At the end of September, you received feedback from the FDA that the approval process is proceeding as planned. Can you tell us a little more about the planned activities to be carried out in Q4 to resolve the remaining questions that the FDA has asked about?
It is an interactive work with the FDA where you carefully review the feedback you receive. Some things need to be clarified, i.e. it may be a matter of pure misunderstandings, some things need to be clarified in one way or another through, for example, additional scientific references, and some things may need to be changed. We try to maintain as close a dialogue with the FDA as possible, and together with skilled advisors and a committed team, we should be able to get the pieces in place. Hard work, simply put.
What does a final FDA approval mean in brief for Episurf Medical?
This would be our first approval to bring a product to the US market, which would be a major milestone. However, this is just one of several products that we have on our way to the US, and from that perspective, it is just the beginning. But it is undeniably an important milestone as we can begin commercializing in the US.
What does the market potential look like globally and how large a market share could a player like Episurf Medical take in the future?
The Joint Reconstruction market is estimated at around $18 billion globally, with knee making up the largest portion, around half ($9 billion). We are not targeting the entire patient group, but we are talking about a TAM (total addressable market) of around $1 billion globally, and we are now adding more products in both knee and ankle. The market leaders in orthopedics have a market share of around 30%, and we are not aiming lower than that. It is of course a long-term market share goal, as we have just started commercializing. But we believe that we have a huge opportunity commercially if we manage to capitalize on the strong data we already have.

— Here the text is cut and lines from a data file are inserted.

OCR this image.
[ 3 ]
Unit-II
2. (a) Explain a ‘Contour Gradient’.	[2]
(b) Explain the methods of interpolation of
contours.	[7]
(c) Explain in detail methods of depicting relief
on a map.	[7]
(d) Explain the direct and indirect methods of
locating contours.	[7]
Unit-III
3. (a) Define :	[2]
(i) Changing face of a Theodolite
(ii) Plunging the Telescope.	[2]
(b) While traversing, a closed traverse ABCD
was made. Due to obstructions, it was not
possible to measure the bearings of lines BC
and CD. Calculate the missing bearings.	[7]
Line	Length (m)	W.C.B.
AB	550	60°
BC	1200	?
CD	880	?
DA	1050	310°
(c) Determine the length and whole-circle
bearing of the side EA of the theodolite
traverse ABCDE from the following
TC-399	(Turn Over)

Looking ahead to 2023, what would you say is your biggest focus?
There are two main priorities;
The first is the US market. Partly to get our first product on the market (Episealer Patellofemoral System), partly to move forward with our big toe solution (Episealer MTP-System) and to make progress in the US study for Episealer Knee (EPIC Knee trial).
The second part has to do with our commercialization outside the US. We have done operations in about 20 countries in the last 12 months and we have good customer growth right now. Now we just have to increase the pace further and make sure that we really make a commercial mark in the market. The platform is in place for this, so it's just delivery that matters.
What are your sales goals?
We do not provide any short-term goals or short-term guidance except that we have said that we are aiming for high growth in the markets where we have begun commercialization.
When can Swedish healthcare expect to use Episealer on patients?
It is already being done! However, on a fairly limited scale. But our first patient was operated on in Stockholm almost 10 years ago, and he is doing absolutely fine today. We are right on the border between experimental surgery and established practice, and we believe that in the future more and more Swedish doctors will open their eyes to us, to the benefit of more and more patients in Sweden.
We thank Episurf Medical and Pål Ryfors for the interview and wish the company great success in the future!
Impala Nordic, or the people behind Impala Nordic, do not own any shares in the company.